As to relationships between various measures applied to patients in the present study, there was a clear correlation detected between audiometric thresholds and the subjectively rated sound perception, suggesting a direct relationship between tests performed in a clinical setting and real-life situations related to hearing problems [cf.
27]. Furthermore, an interesting association was revealed for left-ear audiometric word recognition scores only with the subjectively indicated level of recognition of advanced sounds. The authors hypothesize that the effect might be due to the fact that the aspects of auditory processing, such as listening to music and prosody are mainly subserved by the right brain hemisphere, which chiefly receives the information delivered to the left ear (see a review paper by Friederici and Alter [
32]). This discussion, however, goes far beyond the scope of this report. These findings seem to confirm the relevance of the Nijmegen-Cochlear-Implant-Questionnaire, as do the significant differences revealed with this tool between patients with a postlingual and a prelingual onset of partial deafness. The instrument had received a very positive feedback from the participating patients who stated that the NCIQ tool focuses on the very basic and fundamental hardships related to their hearing deficits.

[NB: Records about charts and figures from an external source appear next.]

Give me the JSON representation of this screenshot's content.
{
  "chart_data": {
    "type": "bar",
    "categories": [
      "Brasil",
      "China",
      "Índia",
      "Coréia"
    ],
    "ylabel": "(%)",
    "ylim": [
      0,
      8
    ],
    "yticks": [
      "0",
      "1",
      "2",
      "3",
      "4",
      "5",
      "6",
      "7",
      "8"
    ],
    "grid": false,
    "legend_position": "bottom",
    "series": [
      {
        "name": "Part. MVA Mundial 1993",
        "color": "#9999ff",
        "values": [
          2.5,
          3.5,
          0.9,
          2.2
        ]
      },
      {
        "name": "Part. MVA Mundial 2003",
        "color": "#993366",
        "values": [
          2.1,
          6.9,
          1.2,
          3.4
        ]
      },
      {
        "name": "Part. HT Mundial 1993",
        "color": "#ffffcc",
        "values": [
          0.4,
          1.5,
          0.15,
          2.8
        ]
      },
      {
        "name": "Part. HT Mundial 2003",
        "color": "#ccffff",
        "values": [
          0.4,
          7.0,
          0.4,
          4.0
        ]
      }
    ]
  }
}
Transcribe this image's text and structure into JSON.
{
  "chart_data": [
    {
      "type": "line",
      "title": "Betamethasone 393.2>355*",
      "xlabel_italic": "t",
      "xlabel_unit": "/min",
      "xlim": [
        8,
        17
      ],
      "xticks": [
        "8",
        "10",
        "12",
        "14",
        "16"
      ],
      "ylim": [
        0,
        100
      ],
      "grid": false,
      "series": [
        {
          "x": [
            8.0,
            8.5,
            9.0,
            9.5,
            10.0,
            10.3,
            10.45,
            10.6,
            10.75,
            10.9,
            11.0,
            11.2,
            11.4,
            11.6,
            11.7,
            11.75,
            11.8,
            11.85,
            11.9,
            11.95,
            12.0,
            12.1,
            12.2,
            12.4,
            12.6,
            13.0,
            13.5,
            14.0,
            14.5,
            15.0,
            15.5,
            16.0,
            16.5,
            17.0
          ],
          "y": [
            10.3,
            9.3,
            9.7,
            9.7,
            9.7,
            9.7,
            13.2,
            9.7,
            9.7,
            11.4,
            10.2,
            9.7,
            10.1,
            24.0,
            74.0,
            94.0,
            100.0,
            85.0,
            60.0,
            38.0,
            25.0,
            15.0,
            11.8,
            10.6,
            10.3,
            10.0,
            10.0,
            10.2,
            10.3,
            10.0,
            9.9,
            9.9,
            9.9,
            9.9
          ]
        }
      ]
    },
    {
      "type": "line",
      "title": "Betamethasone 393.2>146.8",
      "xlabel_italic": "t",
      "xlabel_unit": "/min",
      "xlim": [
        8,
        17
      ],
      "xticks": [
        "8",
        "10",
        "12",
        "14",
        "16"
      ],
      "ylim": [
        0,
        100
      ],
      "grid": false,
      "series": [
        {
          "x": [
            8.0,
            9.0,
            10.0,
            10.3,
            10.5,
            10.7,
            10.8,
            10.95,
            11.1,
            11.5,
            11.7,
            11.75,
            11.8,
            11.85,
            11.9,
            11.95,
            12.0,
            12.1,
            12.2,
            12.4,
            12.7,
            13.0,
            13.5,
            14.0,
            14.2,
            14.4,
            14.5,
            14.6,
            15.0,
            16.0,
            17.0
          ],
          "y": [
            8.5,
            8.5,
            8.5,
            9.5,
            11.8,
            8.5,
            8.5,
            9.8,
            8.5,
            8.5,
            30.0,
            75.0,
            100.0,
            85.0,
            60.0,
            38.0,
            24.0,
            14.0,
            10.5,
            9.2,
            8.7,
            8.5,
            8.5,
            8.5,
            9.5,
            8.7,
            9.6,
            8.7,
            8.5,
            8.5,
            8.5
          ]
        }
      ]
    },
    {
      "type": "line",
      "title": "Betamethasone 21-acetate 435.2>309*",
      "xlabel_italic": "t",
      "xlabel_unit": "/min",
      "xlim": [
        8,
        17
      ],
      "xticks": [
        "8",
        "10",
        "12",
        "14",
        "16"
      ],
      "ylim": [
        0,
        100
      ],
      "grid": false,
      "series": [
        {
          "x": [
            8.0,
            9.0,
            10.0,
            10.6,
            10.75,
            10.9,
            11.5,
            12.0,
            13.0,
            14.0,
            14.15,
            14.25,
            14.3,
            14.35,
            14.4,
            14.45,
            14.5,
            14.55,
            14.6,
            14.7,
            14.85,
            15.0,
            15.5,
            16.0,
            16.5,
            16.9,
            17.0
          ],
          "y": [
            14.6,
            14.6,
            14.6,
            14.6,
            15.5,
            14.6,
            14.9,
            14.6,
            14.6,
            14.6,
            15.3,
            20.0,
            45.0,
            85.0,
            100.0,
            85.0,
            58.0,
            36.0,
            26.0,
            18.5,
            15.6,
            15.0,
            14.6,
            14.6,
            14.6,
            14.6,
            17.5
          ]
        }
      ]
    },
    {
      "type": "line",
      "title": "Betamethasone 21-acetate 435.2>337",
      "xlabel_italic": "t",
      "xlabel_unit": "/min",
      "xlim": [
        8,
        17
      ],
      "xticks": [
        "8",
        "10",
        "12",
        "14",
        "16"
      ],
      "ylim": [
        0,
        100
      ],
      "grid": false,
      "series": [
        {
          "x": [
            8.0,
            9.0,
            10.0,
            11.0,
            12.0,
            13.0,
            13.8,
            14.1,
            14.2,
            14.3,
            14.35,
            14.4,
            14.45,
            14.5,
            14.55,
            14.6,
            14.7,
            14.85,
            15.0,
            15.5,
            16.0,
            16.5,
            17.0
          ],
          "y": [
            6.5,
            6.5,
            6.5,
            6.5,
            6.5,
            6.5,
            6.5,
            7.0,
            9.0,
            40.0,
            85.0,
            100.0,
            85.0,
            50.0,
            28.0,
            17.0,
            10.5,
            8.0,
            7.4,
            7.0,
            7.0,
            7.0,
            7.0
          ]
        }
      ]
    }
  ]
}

Similar subdomains of the hearing loss-related quality of life seem to be affected by partial deafness, as is the case of other types of hearing losses [
19,
20,
26,
27].
In the patient group there were also several statistically significant correlations established between various audiological measures. Among other outcomes, it has been found that patients with steeper hearing losses in frequency ranges between 0.5 and 2 kHz found it easier to detect speech (lower SDT scores). This effect of hearing loss configuration on speech perception has already been described by Hornsby and colleagues who argued that patients with ski-sloping sensorineural impairments have better ability to use low-pass filtered speech, when compared to their counterparts with flat hearing loss configurations [
21]. Listening experience was indicated as one possible explanation of this effect, with another suggesting an enhancement of cortical representations of low-frequency sounds due to high-frequency cochlear dead regions [
33]. Interestingly, the correlations were also found for contralateral outcomes, clearly suggesting that listening to speech is a complex binaural phenomenon. Further large-population investigation is required to elucidate the relationship between slope and speech understanding (word recognition scores) which failed to reach statistical significance in this trial. In addition, in patients with postlingual partial deafness worse speech detection thresholds without aiding were related to a longer duration of hearing loss, as well as a younger age at the onset (first use of hearing aids, as reported by the patient). The authors hypothesize that the effect originates in a prolonged exposure to degraded speech, especially with the old-generation hearing aids, whereas some patients should have been earlier equipped with a cochlear implant. Notably, duration of hearing impairment has been suggested as one possible predictor of auditory performance with a cochlear implant [
5,
18].
To be able to extrapolate the findings of the study on the entire population of patients with partial deafness, further longitudinal investigation is required before and after cochlear implantation. In addition, considerable care should be taken to provide a precise account of patient’s self-evaluation of hearing aid use and the collateral tinnitus. The authors are aware that some bias could be introduced to the results by the fact that only patients willing to participate and probably those more extrovert decided to participate in the study and complete questionnaires that directly reflect personal attitudes and feelings.